Twenty minutes later, and there he is at my feet. Beautiful and measured thricely at 35.5”. I look up, and who’s that? My son Charlie walking casually down the beach to let me know Grandma is heading up to the house to see about dinner. Only, he breaks into a full sprint at about fifty yards out when he sees the crowd gathering and this silver flopping flash. If we ever let him use that kind of language, I’m sure he would have screamed “hooooly shiiiiit, Dad!” – he wore the look all over his face. He’s followed a minute later by the gals of the family; Elizabeth’s suitably impressed, but wonders if she has to have fish for dinner – she hates fish. Ann, my wife, is grinning as she comes up and says, “congratulations, that’s a nice fish you caught there, mister”. And another voice comes into my head – this time it’s mine – and it’s saying, “No, it’s a nice fish I caught with help and advise from a lot of very generous people."

Amazing what you can do when you listen to the voices in your head!

Pic's in the gallery!


----------



## kev (Sep 26, 2004)

great story and great fish.glad to hear it.


----------



## david123 (Jun 24, 2004)

*Congrats!*

Some years ago I used to vacation in Stone Harbor and Know of the areas you speak of. I never had any luck with anything but Sand Sharks! Your tale was a good one and was a pleasure to read. Good job!

Dave


----------



## FunnyFishMan (Nov 19, 2004)

That story made my day! I think there are many of us out there that can totally relate...I know I'm one of them! So I can say with a Sammy held high...CONGRADULATIONS!!!!!!!

This Buds for you Mr. Modern Day Get Me A Fish Beer Chugging Beach Dad!

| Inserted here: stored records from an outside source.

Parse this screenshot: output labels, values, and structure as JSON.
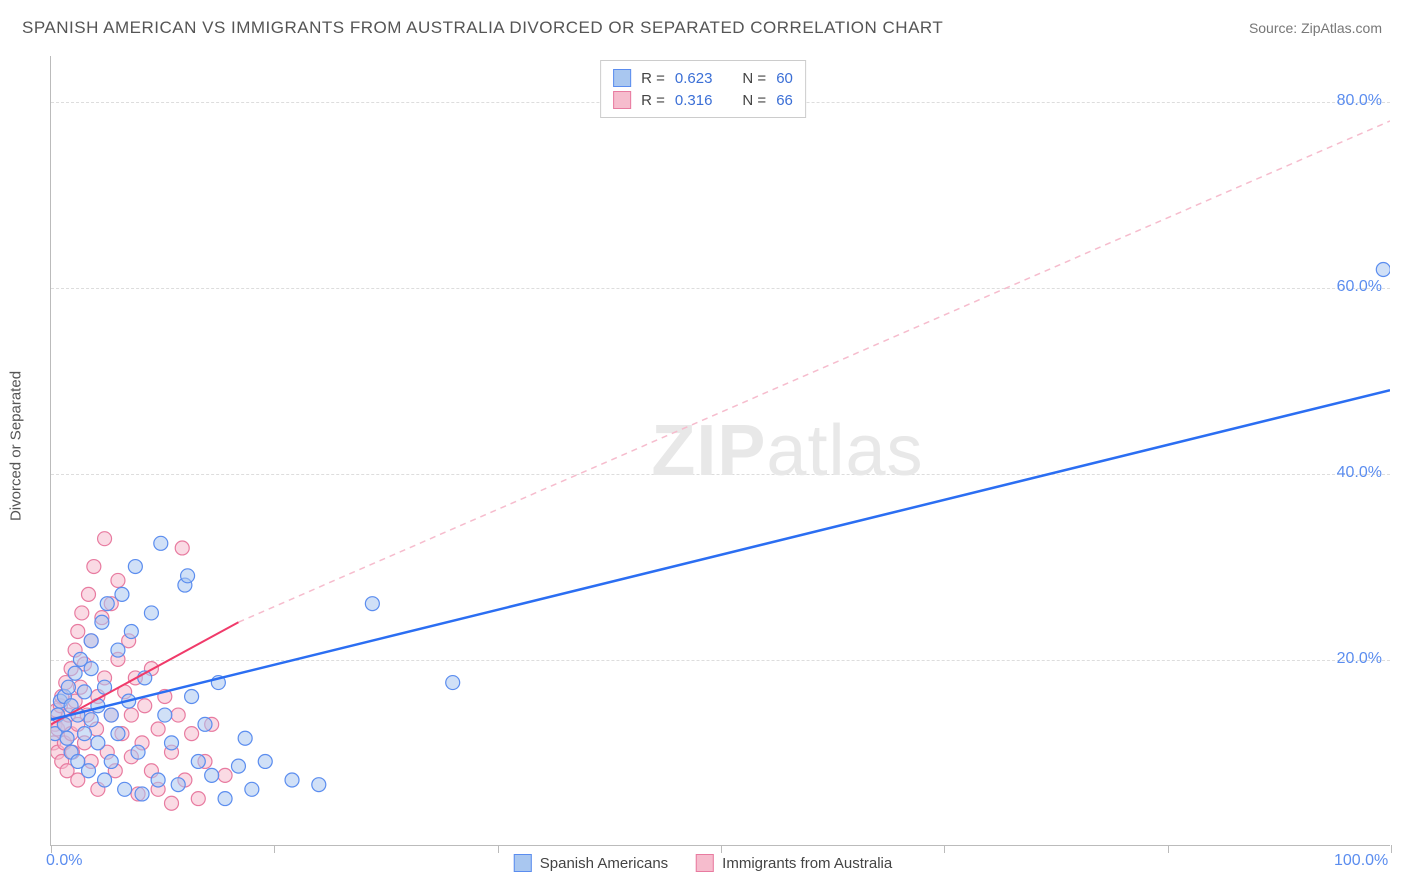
{
  "title": "SPANISH AMERICAN VS IMMIGRANTS FROM AUSTRALIA DIVORCED OR SEPARATED CORRELATION CHART",
  "source": "Source: ZipAtlas.com",
  "ylabel": "Divorced or Separated",
  "watermark": {
    "bold": "ZIP",
    "light": "atlas"
  },
  "chart": {
    "type": "scatter",
    "background_color": "#ffffff",
    "grid_color": "#dddddd",
    "axis_color": "#bbbbbb",
    "xlim": [
      0,
      100
    ],
    "ylim": [
      0,
      85
    ],
    "xticks_minor": [
      0,
      16.67,
      33.33,
      50,
      66.67,
      83.33,
      100
    ],
    "xtick_labels": [
      {
        "pos": 0,
        "text": "0.0%"
      },
      {
        "pos": 100,
        "text": "100.0%"
      }
    ],
    "ytick_labels": [
      {
        "pos": 20,
        "text": "20.0%"
      },
      {
        "pos": 40,
        "text": "40.0%"
      },
      {
        "pos": 60,
        "text": "60.0%"
      },
      {
        "pos": 80,
        "text": "80.0%"
      }
    ],
    "ygrid": [
      20,
      40,
      60,
      80
    ],
    "marker_radius": 7,
    "marker_stroke_width": 1.2,
    "series": [
      {
        "id": "spanish",
        "label": "Spanish Americans",
        "fill": "#a9c7f0",
        "stroke": "#5b8def",
        "fill_opacity": 0.55,
        "R": "0.623",
        "N": "60",
        "trend": {
          "x1": 0,
          "y1": 13.5,
          "x2": 100,
          "y2": 49,
          "stroke": "#2b6ef2",
          "width": 2.5,
          "dash": "none"
        },
        "points": [
          [
            0.3,
            12
          ],
          [
            0.5,
            14
          ],
          [
            0.7,
            15.5
          ],
          [
            1,
            13
          ],
          [
            1,
            16
          ],
          [
            1.2,
            11.5
          ],
          [
            1.3,
            17
          ],
          [
            1.5,
            10
          ],
          [
            1.5,
            15
          ],
          [
            1.8,
            18.5
          ],
          [
            2,
            9
          ],
          [
            2,
            14
          ],
          [
            2.2,
            20
          ],
          [
            2.5,
            12
          ],
          [
            2.5,
            16.5
          ],
          [
            2.8,
            8
          ],
          [
            3,
            19
          ],
          [
            3,
            13.5
          ],
          [
            3,
            22
          ],
          [
            3.5,
            11
          ],
          [
            3.5,
            15
          ],
          [
            3.8,
            24
          ],
          [
            4,
            7
          ],
          [
            4,
            17
          ],
          [
            4.2,
            26
          ],
          [
            4.5,
            14
          ],
          [
            4.5,
            9
          ],
          [
            5,
            21
          ],
          [
            5,
            12
          ],
          [
            5.3,
            27
          ],
          [
            5.5,
            6
          ],
          [
            5.8,
            15.5
          ],
          [
            6,
            23
          ],
          [
            6.3,
            30
          ],
          [
            6.5,
            10
          ],
          [
            6.8,
            5.5
          ],
          [
            7,
            18
          ],
          [
            7.5,
            25
          ],
          [
            8,
            7
          ],
          [
            8.2,
            32.5
          ],
          [
            8.5,
            14
          ],
          [
            9,
            11
          ],
          [
            9.5,
            6.5
          ],
          [
            10,
            28
          ],
          [
            10.2,
            29
          ],
          [
            10.5,
            16
          ],
          [
            11,
            9
          ],
          [
            11.5,
            13
          ],
          [
            12,
            7.5
          ],
          [
            12.5,
            17.5
          ],
          [
            13,
            5
          ],
          [
            14,
            8.5
          ],
          [
            14.5,
            11.5
          ],
          [
            15,
            6
          ],
          [
            16,
            9
          ],
          [
            18,
            7
          ],
          [
            20,
            6.5
          ],
          [
            24,
            26
          ],
          [
            30,
            17.5
          ],
          [
            99.5,
            62
          ]
        ]
      },
      {
        "id": "australia",
        "label": "Immigrants from Australia",
        "fill": "#f6bccd",
        "stroke": "#e87ba0",
        "fill_opacity": 0.55,
        "R": "0.316",
        "N": "66",
        "trend_solid": {
          "x1": 0,
          "y1": 13,
          "x2": 14,
          "y2": 24,
          "stroke": "#f03a6a",
          "width": 2,
          "dash": "none"
        },
        "trend_dashed": {
          "x1": 14,
          "y1": 24,
          "x2": 100,
          "y2": 78,
          "stroke": "#f6bccd",
          "width": 1.5,
          "dash": "6,5"
        },
        "points": [
          [
            0.2,
            11
          ],
          [
            0.3,
            13
          ],
          [
            0.4,
            14.5
          ],
          [
            0.5,
            10
          ],
          [
            0.5,
            12.5
          ],
          [
            0.7,
            15
          ],
          [
            0.8,
            9
          ],
          [
            0.8,
            16
          ],
          [
            1,
            13
          ],
          [
            1,
            11
          ],
          [
            1.1,
            17.5
          ],
          [
            1.2,
            8
          ],
          [
            1.3,
            14
          ],
          [
            1.5,
            19
          ],
          [
            1.5,
            12
          ],
          [
            1.6,
            10
          ],
          [
            1.8,
            21
          ],
          [
            1.8,
            15.5
          ],
          [
            2,
            23
          ],
          [
            2,
            13
          ],
          [
            2,
            7
          ],
          [
            2.2,
            17
          ],
          [
            2.3,
            25
          ],
          [
            2.5,
            11
          ],
          [
            2.5,
            19.5
          ],
          [
            2.7,
            14
          ],
          [
            2.8,
            27
          ],
          [
            3,
            9
          ],
          [
            3,
            22
          ],
          [
            3.2,
            30
          ],
          [
            3.4,
            12.5
          ],
          [
            3.5,
            16
          ],
          [
            3.5,
            6
          ],
          [
            3.8,
            24.5
          ],
          [
            4,
            33
          ],
          [
            4,
            18
          ],
          [
            4.2,
            10
          ],
          [
            4.5,
            26
          ],
          [
            4.5,
            14
          ],
          [
            4.8,
            8
          ],
          [
            5,
            20
          ],
          [
            5,
            28.5
          ],
          [
            5.3,
            12
          ],
          [
            5.5,
            16.5
          ],
          [
            5.8,
            22
          ],
          [
            6,
            9.5
          ],
          [
            6,
            14
          ],
          [
            6.3,
            18
          ],
          [
            6.5,
            5.5
          ],
          [
            6.8,
            11
          ],
          [
            7,
            15
          ],
          [
            7.5,
            8
          ],
          [
            7.5,
            19
          ],
          [
            8,
            6
          ],
          [
            8,
            12.5
          ],
          [
            8.5,
            16
          ],
          [
            9,
            4.5
          ],
          [
            9,
            10
          ],
          [
            9.5,
            14
          ],
          [
            9.8,
            32
          ],
          [
            10,
            7
          ],
          [
            10.5,
            12
          ],
          [
            11,
            5
          ],
          [
            11.5,
            9
          ],
          [
            12,
            13
          ],
          [
            13,
            7.5
          ]
        ]
      }
    ]
  },
  "legend_top": {
    "rows": [
      {
        "swatch_fill": "#a9c7f0",
        "swatch_stroke": "#5b8def",
        "r_label": "R =",
        "r_val": "0.623",
        "n_label": "N =",
        "n_val": "60"
      },
      {
        "swatch_fill": "#f6bccd",
        "swatch_stroke": "#e87ba0",
        "r_label": "R =",
        "r_val": "0.316",
        "n_label": "N =",
        "n_val": "66"
      }
    ]
  },
  "legend_bottom": [
    {
      "swatch_fill": "#a9c7f0",
      "swatch_stroke": "#5b8def",
      "label": "Spanish Americans"
    },
    {
      "swatch_fill": "#f6bccd",
      "swatch_stroke": "#e87ba0",
      "label": "Immigrants from Australia"
    }
  ]
}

I find myself doing alot of fishing pre-season at Townsend Inlet. Pulled out a nice 25" striper and a many many 27" + Blues, and I enjoy it doing it with my 13 year old son. Maybe we'll meet up someday. Again Congrats


----------



## RuddeDogg (Mar 20, 2004)

*Well....*

Had to work OT today but as of 06:30 pm today I am on vaction. After reading this I can't wait. Way to go dude.    Vacation just got cancelled!!!


----------



## RoadRage (Jul 8, 2005)

i goto avalon everyother week, but usally fish at the 8th st jettie or the bay on 54th street cause ofthe wife and kid. but if you would be so kind as to tell me where on the beach u were at i would be most greatful!


----------



## jerseysalt (Jul 8, 2005)

*nice*

great story....makes you come back for more


----------



## ReelinRod (May 29, 2003)

Great story!

Thanks for posting.


----------



## SeaSalt (Apr 29, 2002)

good read... thanks...


----------



## Chuckles (Oct 12, 2003)

*As to where...*

I've been back up twice since, and so far have not had a single skunked outing - not counting the above, I've had 20 bass in 10 fishing days, about two hours a day. Three keys: always on the first two hours of the falling night tide, fresh-shucked clams from the place at 2389 Ocean Drive on a high-low rig w/8/0 gammi circle hooks (at least 4oz to hold), and fish the best structure you can find. I did all mine off the beach, but the deep cut I saw in June was gone, so I fished the measliest change in flatness I could find - with a beach that flat, you take what you can get - but look for a steep dropoff from the high-water mark. I did most of my fishing around 67th street and south, but that's only cause it was within easy walking distance.

Most of the fish were mid-20" range, with the exception of three to 37".


----------